“O” ne derse o olur
Rabbimiz Yüce Kitabımızda “Bir şey dilediği zaman. O’nun buyruğu sadece, o şeye «Ol» demektir, hemen olur. Her şeyin mülkü kendi elinde olan Allah’ın şanı ne kadar yücedir! Siz de O’na döneceksiniz.” (YASİN S. 82 ve 83. Ayetler) buyurmaktadır.
Bilimin inancı desteklediği, Allah’ın ayetlerini her geçen gün açıkladığı ilginç bir yüzyılda yaşıyoruz! Tüm karmaşalarına rağmen bilim, aydınlanma, yeni bakış, yeni görüş aklıselim açısından iyi değerlendirilirse çok kıymetli ve de çok anlamlı keşiflerin yaşanmasına ve Allah’ın kudretinin kabullenilmesine vesile oluyor.
Bilim kara delikler ve evrenin sürekli genişlemesine neden olan kara enerji hakkında henüz temel bilgilere ulaşamadı. Oysa Rabbimiz bilimin ispatlamaya çalıştığı şeyleri yüzyıllar öncesinden beyan buyurmuştu! “Göğü kendi ellerimizle biz kurduk ve biz (onu) elbette genişleticiyiz.”( ZARİYAT S.47 Ayet)
CERN’deki bilim adamları ekibinin başkanı Jos Engelen, “Tanrı Zerrecikleri” nin varlığının ispat edilmesinin, insanoğlunun “Tanrı’ya muhtemelen en çok yaklaştığı” an olacağını söylüyor. Lakin ülkemizdeki bazı bilime tapan cahiller hala bu kadar hesaplı ve kitaplı gerçeği tesadüfe dayandırarak geçiştirmeye çalışıyor.
Maddeden enerji oluştuğu ispatlanmışken enerjiden madde oluşumunu izah edemeyen ve bingbang teorisindeki “ol” emrini keşfedemeyip teori üzerine teori kuranlar ancak ve ancak inadi bir küfre kurban gitmiş olanlardır.
Bu kadar hesaplı ve nizamlı evreni tesadüfe dayandıranların insan eli, aklı ve fikri ile yapılanları kabul etmemesine şaşmamak lazım.
Bazıları ne hikmetse yalan yanlış yaptıkları şeylere bile körü körüne itaat ve kabulleniş bekliyor. Kimden bekliyor; artık bilim diye taptıkları şeyler bile tek bir yaratıcı varlığını kabul noktasına gelmiş olmasına rağmen bu hakikati kabul etmeyenlerden bekliyor.
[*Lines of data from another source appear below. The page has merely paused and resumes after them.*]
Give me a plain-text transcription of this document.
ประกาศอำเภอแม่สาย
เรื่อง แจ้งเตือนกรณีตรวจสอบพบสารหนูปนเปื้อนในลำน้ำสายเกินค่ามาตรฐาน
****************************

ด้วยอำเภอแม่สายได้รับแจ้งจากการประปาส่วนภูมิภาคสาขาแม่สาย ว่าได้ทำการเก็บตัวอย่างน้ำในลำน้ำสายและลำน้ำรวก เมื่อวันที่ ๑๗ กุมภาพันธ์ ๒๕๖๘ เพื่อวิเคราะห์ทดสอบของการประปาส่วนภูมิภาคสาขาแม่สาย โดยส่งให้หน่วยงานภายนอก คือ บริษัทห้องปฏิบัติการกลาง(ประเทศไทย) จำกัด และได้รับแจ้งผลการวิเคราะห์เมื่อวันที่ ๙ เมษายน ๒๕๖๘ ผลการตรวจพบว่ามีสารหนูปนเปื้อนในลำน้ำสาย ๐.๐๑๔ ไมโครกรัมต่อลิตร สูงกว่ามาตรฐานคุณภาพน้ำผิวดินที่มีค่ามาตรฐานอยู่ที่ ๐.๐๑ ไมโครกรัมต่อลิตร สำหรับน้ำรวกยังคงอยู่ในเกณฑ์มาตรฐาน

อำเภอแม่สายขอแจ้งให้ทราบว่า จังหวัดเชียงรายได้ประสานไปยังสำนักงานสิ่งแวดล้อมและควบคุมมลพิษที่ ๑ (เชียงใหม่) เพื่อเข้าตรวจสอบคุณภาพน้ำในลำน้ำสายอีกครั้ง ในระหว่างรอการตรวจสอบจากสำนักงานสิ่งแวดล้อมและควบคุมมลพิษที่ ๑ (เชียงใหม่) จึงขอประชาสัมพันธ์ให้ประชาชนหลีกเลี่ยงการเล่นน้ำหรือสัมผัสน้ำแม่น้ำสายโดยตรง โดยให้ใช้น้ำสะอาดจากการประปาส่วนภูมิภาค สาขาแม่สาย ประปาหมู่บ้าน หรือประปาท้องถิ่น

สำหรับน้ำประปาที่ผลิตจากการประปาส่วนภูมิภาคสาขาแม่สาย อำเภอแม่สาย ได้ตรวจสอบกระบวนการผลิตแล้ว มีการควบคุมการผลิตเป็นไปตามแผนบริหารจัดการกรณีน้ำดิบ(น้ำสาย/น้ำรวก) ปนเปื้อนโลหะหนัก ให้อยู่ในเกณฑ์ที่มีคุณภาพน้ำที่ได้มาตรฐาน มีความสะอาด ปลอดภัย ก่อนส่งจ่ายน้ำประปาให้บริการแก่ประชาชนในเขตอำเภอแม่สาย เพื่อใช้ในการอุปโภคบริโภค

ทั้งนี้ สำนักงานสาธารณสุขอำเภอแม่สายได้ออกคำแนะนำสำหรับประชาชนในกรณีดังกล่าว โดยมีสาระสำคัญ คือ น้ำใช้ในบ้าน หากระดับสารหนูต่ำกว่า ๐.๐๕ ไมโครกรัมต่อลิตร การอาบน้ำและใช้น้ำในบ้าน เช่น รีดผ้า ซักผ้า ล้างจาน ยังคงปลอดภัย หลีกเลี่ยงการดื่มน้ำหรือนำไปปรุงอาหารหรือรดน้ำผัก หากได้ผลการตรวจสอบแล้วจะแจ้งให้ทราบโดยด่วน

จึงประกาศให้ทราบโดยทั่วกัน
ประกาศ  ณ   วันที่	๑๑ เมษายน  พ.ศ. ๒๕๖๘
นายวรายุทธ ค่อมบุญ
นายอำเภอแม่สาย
Hem de yanlışlar ile dolu olan doğrularına!
Bu boş bekleyişe birde Allah’ın bir hesabı vardır gerçeği ile doldurma gayreti de boş beleş bir çalışmadır! Ol deyince her şeyi olduran Rabbimizin yapamayacağı bir şey yoktur. Her türlü hesabın ve hesap gününün rabbidir. Lakin kul olarak yarattığı ve bunun gereğini yapmayanların, sinsi hesaplar kurup, Allah’ın da bir hesabı var demeleri küfrün ve şirkin bir başka boyutudur.
Tevekkül boyutundaki yanlış anlama ve uygulamalar irade ortaya koyma noktasında da yaşanıyor. Haşa Rabbimiz birilerinin kararlarını planlarını uygulama makamı. Hem de Rabbimizin emrine muhalif hareketlerin uygulanması konusunda.
Rabbim Yüce Kitabımızda “Ey iman edenler, eğer siz Allah’a (Allah adına İslam’a ve Müslümanlara) yardım ederseniz, O da size yardım eder ve sizin ayaklarınızı sağlamlaştırır.”(Muhammed Suresi, 7. Ayet)
Her türlü zalimle müttefik olup, her türlü şecaati uygulayıp, her türlü melanette parmak izi bırakıp sıkıştığı zaman Allah’ında hesabı vardır deyip gizli kapaklı hesaplarını kapatmaya çalışanlar boşu boşuna beklemeyin yardım gelmeyecektir. Yardım zannettiğiniz şeylerde belanızın artmasıdır.
Allah kâfirlere bile mühlet verir ama zalimleri amansızın yakalayıverir. “O” ne derse o olur, zalimler er veya geç cezasını bulur.